Vas Bismark acquired the twin pageants Miss Teen Earth Philippines and Little Miss Earth Philippines because he felt the need to further expand his advocacy of protecting the environment through something close to the Filipinos’ hearts.
“Pageants are something Filipinos are into. And people like to listen to people who are intelligent and beautiful. What better way to advance my advocacy than through a beauty contest,” Bismark told the Inquirer at the sidelines of the press presentation at the Dusit Thani in Makati City on May 21.
Before Bismark inherited the pageants from the previous owners, he was a volunteer at the non-profit organization called S.I.F., and was involved with helping people cope with stress and also with environmental management.
“Back then, I felt there was really a lack of interest in the people. And I learned that what makes it more difficult for earth advocates is the lack of attention from the people they are trying to reach,” Bismark shared.
Bismark’s team became aggressive in reinventing the teen and kid pageants, first by making changes in the screening of applicants.
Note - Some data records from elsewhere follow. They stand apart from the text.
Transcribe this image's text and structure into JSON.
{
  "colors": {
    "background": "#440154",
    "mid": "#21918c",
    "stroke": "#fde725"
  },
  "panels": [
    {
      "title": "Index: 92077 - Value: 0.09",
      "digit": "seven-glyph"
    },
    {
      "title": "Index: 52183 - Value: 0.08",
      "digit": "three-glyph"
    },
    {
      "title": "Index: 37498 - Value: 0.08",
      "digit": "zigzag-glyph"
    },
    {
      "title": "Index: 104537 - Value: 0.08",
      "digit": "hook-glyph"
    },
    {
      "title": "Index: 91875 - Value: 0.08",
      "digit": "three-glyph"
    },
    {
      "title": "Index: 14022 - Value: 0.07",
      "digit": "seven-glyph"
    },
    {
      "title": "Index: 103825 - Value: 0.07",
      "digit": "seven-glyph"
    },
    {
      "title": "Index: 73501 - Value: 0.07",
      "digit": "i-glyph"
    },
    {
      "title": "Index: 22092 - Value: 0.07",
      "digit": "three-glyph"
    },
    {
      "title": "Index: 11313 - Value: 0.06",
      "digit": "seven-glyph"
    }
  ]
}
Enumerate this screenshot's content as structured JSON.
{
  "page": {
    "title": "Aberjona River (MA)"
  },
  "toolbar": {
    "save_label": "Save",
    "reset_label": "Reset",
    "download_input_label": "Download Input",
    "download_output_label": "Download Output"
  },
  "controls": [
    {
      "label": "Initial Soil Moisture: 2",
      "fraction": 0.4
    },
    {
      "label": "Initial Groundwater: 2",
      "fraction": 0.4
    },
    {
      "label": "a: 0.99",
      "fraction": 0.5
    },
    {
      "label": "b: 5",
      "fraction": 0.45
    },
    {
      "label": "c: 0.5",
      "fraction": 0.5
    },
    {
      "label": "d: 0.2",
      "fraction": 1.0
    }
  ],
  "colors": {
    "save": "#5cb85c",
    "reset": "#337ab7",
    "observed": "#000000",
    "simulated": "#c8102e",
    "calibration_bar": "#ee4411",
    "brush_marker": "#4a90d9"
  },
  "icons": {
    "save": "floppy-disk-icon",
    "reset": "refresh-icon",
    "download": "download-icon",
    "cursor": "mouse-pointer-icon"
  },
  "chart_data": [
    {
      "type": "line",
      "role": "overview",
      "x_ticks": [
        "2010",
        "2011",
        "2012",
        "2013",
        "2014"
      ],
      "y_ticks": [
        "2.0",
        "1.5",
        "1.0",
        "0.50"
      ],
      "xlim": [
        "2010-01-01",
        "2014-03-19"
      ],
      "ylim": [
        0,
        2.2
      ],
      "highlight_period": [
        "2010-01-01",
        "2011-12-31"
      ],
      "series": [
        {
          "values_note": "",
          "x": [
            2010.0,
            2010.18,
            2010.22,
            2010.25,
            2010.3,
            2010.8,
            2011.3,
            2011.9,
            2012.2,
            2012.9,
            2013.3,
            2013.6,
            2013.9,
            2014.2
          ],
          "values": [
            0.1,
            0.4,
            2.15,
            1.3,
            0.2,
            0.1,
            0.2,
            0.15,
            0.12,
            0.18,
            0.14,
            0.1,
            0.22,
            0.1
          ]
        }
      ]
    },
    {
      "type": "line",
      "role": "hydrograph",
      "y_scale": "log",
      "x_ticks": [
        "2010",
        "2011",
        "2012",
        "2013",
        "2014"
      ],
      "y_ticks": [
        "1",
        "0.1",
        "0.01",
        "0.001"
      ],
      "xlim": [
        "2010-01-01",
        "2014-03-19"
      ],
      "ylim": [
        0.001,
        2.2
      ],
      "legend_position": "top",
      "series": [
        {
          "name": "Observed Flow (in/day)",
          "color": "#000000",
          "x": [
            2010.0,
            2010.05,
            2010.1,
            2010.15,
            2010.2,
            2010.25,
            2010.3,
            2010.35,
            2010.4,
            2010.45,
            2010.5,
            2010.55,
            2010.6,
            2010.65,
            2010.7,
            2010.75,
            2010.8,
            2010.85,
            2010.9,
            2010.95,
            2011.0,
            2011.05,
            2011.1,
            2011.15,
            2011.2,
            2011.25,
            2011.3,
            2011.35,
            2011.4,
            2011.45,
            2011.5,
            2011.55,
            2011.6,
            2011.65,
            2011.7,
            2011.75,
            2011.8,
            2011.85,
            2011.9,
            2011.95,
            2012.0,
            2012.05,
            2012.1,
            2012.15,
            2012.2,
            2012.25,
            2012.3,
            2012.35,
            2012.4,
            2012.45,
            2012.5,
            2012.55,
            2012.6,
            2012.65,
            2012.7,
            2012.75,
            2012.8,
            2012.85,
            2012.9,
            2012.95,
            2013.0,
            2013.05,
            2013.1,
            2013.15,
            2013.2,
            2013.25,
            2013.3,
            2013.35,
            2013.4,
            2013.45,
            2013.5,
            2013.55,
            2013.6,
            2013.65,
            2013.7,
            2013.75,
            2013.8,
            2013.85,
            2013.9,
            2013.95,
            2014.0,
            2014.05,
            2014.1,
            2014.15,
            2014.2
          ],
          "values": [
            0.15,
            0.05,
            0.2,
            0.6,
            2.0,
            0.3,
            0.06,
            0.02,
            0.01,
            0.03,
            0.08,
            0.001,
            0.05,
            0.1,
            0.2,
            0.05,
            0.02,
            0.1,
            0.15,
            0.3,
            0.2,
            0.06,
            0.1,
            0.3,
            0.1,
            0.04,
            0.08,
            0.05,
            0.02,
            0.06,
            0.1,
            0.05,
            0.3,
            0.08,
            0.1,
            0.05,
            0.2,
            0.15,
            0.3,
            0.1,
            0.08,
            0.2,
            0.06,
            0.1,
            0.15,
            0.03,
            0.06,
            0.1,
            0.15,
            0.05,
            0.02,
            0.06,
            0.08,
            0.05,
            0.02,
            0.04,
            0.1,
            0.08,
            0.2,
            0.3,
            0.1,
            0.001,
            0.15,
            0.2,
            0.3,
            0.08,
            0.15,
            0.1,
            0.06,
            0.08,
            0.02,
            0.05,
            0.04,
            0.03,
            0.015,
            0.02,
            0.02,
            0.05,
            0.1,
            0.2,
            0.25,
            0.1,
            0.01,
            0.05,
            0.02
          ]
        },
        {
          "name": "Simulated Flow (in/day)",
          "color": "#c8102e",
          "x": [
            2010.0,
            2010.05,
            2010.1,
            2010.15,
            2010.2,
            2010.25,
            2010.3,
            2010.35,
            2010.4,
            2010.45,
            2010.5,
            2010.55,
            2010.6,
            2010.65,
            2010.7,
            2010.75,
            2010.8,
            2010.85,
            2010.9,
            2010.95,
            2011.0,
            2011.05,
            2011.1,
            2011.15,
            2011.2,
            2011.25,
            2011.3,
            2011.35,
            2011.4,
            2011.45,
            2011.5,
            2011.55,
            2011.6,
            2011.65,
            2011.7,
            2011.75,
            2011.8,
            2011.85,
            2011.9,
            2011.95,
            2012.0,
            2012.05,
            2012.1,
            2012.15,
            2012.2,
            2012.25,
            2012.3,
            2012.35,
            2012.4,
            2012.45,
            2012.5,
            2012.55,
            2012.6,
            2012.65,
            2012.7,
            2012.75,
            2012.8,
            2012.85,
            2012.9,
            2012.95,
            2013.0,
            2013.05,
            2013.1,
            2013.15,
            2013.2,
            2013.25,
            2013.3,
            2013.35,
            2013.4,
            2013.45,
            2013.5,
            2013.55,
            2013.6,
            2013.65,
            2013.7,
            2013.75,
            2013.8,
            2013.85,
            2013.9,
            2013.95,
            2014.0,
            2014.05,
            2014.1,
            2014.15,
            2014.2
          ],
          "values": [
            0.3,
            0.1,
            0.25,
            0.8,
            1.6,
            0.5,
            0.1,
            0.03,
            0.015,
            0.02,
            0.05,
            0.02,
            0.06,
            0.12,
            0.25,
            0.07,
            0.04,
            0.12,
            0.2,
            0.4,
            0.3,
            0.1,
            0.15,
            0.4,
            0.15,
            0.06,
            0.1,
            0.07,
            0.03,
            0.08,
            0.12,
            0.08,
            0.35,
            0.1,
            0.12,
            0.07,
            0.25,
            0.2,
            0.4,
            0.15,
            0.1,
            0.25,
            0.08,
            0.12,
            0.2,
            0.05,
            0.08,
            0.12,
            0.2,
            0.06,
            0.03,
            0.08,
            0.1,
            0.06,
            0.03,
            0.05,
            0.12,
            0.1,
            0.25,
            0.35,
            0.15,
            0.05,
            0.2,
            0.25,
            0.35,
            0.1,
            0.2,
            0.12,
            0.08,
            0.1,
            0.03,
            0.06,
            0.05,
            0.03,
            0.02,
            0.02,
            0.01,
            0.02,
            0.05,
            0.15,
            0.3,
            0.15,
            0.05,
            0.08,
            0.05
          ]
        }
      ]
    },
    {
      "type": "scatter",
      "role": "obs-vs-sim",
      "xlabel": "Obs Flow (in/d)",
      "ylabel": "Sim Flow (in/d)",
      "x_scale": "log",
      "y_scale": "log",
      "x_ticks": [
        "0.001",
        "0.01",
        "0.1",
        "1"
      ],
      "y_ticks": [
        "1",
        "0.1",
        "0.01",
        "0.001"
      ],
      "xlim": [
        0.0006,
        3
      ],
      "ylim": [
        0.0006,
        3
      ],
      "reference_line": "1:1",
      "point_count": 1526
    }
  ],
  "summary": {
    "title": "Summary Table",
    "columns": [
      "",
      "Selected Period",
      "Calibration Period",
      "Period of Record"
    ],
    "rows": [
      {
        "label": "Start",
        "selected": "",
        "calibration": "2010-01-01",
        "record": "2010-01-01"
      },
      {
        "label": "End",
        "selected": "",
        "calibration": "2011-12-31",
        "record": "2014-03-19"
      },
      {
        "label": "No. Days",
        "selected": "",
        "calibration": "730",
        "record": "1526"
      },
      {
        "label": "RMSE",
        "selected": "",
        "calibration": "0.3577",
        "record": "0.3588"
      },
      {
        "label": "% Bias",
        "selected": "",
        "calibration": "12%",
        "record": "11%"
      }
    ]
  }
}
“We mainly chose girls and kids who are comfortable being themselves, rather than being someone who people would want them to be. Their charm and intelligence, and the attraction they give off are strong because of them being themselves and nobody else,” Bismark explained, adding that screenings were held in SM Supermalls in nine major locations around the country.
He added: “We asked them, ‘what do you want, do your homework or play?’ And they said, ‘play!’ That’s being true, being a kid, being fun. We want them to be relatable by keeping them human. We focus on the human aspect rather than the technical, like how a beauty queen is expected to behave. Be yourself, and people will love you for it.”
Bismark said the twin pageants look for winners who “have a heart that cares for other people. They should help these people directly, or help them save the environment. When a person genuinely cares, you can see it without them even trying.”
The 20 teen and 20 kid contestants have already attended environmental seminars, and have undergone training on public speaking and presentation from beauty queen maker Jonas Gaffud, 2011 Miss Universe third runner up Shamcey Supsup, Inquirer columnist Dolly Ann Carvajal and her son IC Mendoza, a TV personality, several Inquirer editors and other experts.
The teen and kid winners will each receive up to P500,000 worth of cash and other prizes.
They are expected to participate in activities of the Climate Change Commission, the pageants’ partner agency.
They will first be exposed to the agency’s events to prepare them for bigger programs, including their own projects for their respective town, city or province. They will also have the opportunity to participate in environmental projects spearheaded by local and international organizations.
So as not to interfere with their studies when the winners go back to school, Bismark said the organization will focus on the winners’ place of residence. “We will also closely coordinate with their schools so we can work a feasible schedule for our activities,” Bismark said.
The 2014 Miss Teen Earth and Little Miss Earth Philippines coronation night will be held at the SM Mall of Asia Arena on May 27, at 7 p.m.
Supsup will host the ceremonies together with 2010 Miss Universe fourth Runner up Venus Raj, 2011 Miss World first runner up Gwendoline Ruais, 2008 Miss International finalist Patricia Fernandez, and actress Carla Abellana.
Musical numbers will be provided by Joey Ayala, Bayang Barrios, Jay-R, Gloc-9, Maricris Garcia, Aicelle Santos, Kyla and the Hail Mary the Queen Children’s Choir.
GMA7 will air the pageant on June 8, at 10 p.m.
The Philippine Daily Inquirer is a media partner of the twin competitions.